As this year's three-month City Reads event drew to a close, a trio of James Bond aficionados came together to discuss Ian Fleming's From Russia With Love.

And in terms of the experts selected to talk about the fifth Bond novel with host Peter Guttridge they couldn't be faulted.

Fleming's official biographer Andrew Lycett, Simon Winder, the man who put the Bond books into the Penguin Modern Classics imprint, and former Erotic Review editor Rowan Pelling all gave their genial points of view.

Sadly Lycett seemed initially under-prepared, confessing he couldn't remember much about the creation of From Russia With Love, which might have seemed a basic bit of prior research for a visiting expert.
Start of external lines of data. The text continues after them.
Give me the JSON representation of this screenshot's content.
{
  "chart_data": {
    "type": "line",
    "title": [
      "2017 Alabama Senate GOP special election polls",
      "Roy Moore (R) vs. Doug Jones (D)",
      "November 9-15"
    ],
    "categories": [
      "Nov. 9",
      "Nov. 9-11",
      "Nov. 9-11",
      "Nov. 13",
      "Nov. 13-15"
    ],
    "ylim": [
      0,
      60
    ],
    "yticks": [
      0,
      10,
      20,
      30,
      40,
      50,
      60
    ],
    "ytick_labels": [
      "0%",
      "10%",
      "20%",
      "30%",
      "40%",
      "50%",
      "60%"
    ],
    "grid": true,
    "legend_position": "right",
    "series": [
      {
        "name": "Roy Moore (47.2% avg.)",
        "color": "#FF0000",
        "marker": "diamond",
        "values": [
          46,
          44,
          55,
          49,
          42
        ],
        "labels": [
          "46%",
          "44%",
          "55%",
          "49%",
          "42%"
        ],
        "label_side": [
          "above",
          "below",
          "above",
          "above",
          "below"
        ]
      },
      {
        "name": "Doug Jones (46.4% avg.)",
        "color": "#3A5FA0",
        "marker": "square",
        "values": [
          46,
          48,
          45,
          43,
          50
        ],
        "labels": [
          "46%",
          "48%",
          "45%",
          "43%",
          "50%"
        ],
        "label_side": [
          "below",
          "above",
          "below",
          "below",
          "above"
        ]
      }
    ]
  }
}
But he redeemed himself later, with his descriptions of Fleming's literary frustrations and anecdotes about Fleming's mother - a possible reason for the head of MI5 being called M.
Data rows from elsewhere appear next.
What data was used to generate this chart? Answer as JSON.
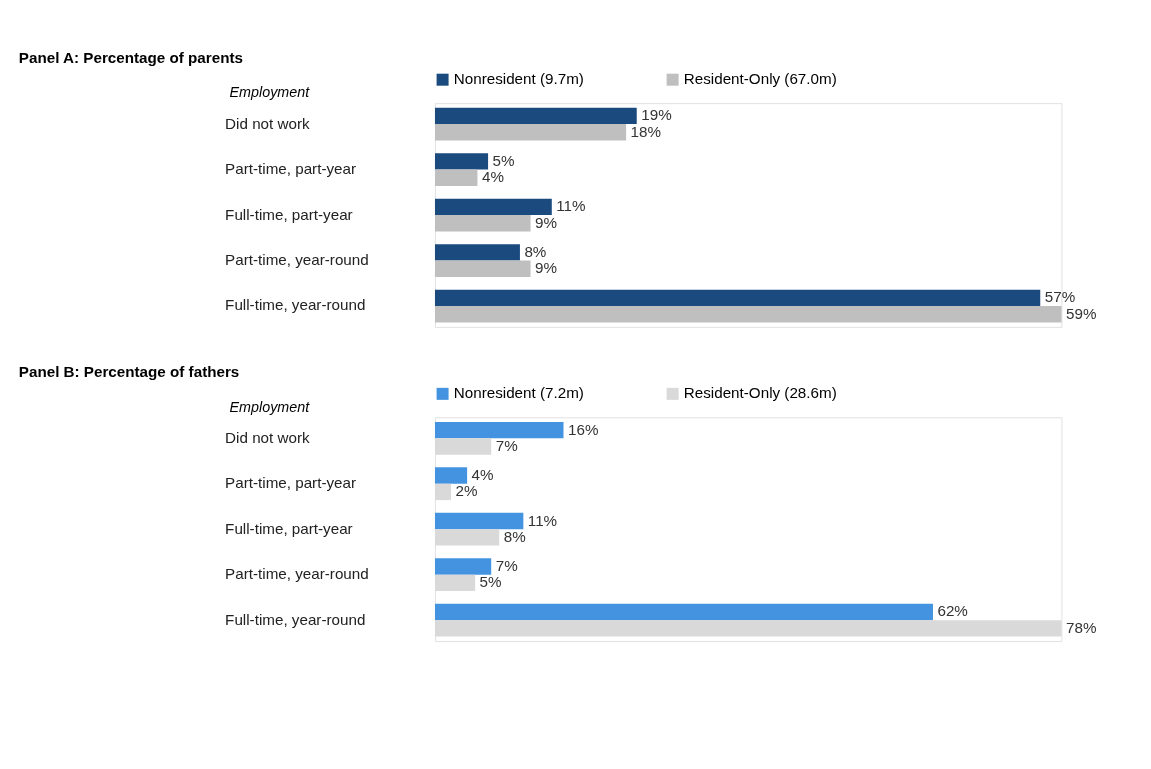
{
  "chart_data": [
    {
      "type": "bar",
      "orientation": "horizontal",
      "title": "Panel A: Percentage of parents",
      "ylabel": "Employment",
      "legend": "top",
      "grid": false,
      "categories": [
        "Did not work",
        "Part-time, part-year",
        "Full-time, part-year",
        "Part-time, year-round",
        "Full-time, year-round"
      ],
      "series": [
        {
          "name": "Nonresident (9.7m)",
          "color": "#1b4a7f",
          "values": [
            19,
            5,
            11,
            8,
            57
          ],
          "value_labels": [
            "19%",
            "5%",
            "11%",
            "8%",
            "57%"
          ]
        },
        {
          "name": "Resident-Only (67.0m)",
          "color": "#bfbfbf",
          "values": [
            18,
            4,
            9,
            9,
            59
          ],
          "value_labels": [
            "18%",
            "4%",
            "9%",
            "9%",
            "59%"
          ]
        }
      ]
    },
    {
      "type": "bar",
      "orientation": "horizontal",
      "title": "Panel B: Percentage of fathers",
      "ylabel": "Employment",
      "legend": "top",
      "grid": false,
      "categories": [
        "Did not work",
        "Part-time, part-year",
        "Full-time, part-year",
        "Part-time, year-round",
        "Full-time, year-round"
      ],
      "series": [
        {
          "name": "Nonresident (7.2m)",
          "color": "#4393e0",
          "values": [
            16,
            4,
            11,
            7,
            62
          ],
          "value_labels": [
            "16%",
            "4%",
            "11%",
            "7%",
            "62%"
          ]
        },
        {
          "name": "Resident-Only (28.6m)",
          "color": "#d9d9d9",
          "values": [
            7,
            2,
            8,
            5,
            78
          ],
          "value_labels": [
            "7%",
            "2%",
            "8%",
            "5%",
            "78%"
          ]
        }
      ]
    }
  ]
}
Pelling came across as a genuine lover of the Bond novels, blaming The Spy Who Loved Me - a novel she compared to soft porn - as her first introduction to erotica at the age of nine.
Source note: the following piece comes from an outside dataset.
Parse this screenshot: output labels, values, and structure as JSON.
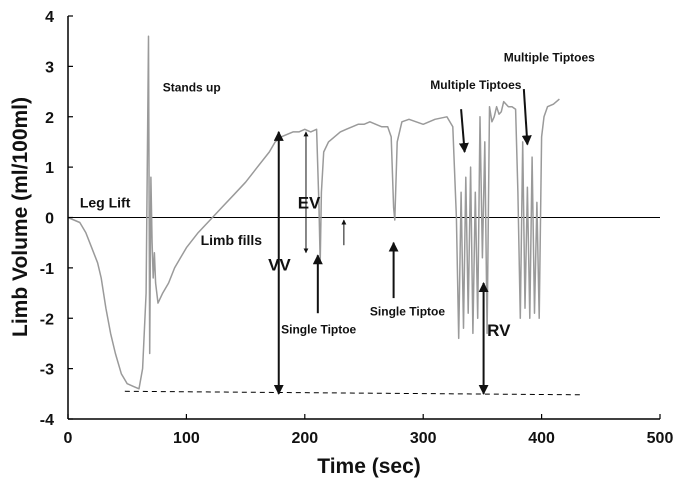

Her contributions to the debate weren't confined to just picking out the racier sections of the novels, but added much of the humour as she compared the arch villain Rosa Klebb to everyone's worst geography mistress ever.

The real treat was to hear from Winder, a man who arguably has done most to push Fleming's Bond novels into the literary canon.

His contributions underlined why the spy thriller was a good choice for this year's project, as the book which mythologised Bond, and gave an insight into the Cold War fears of the Soviets.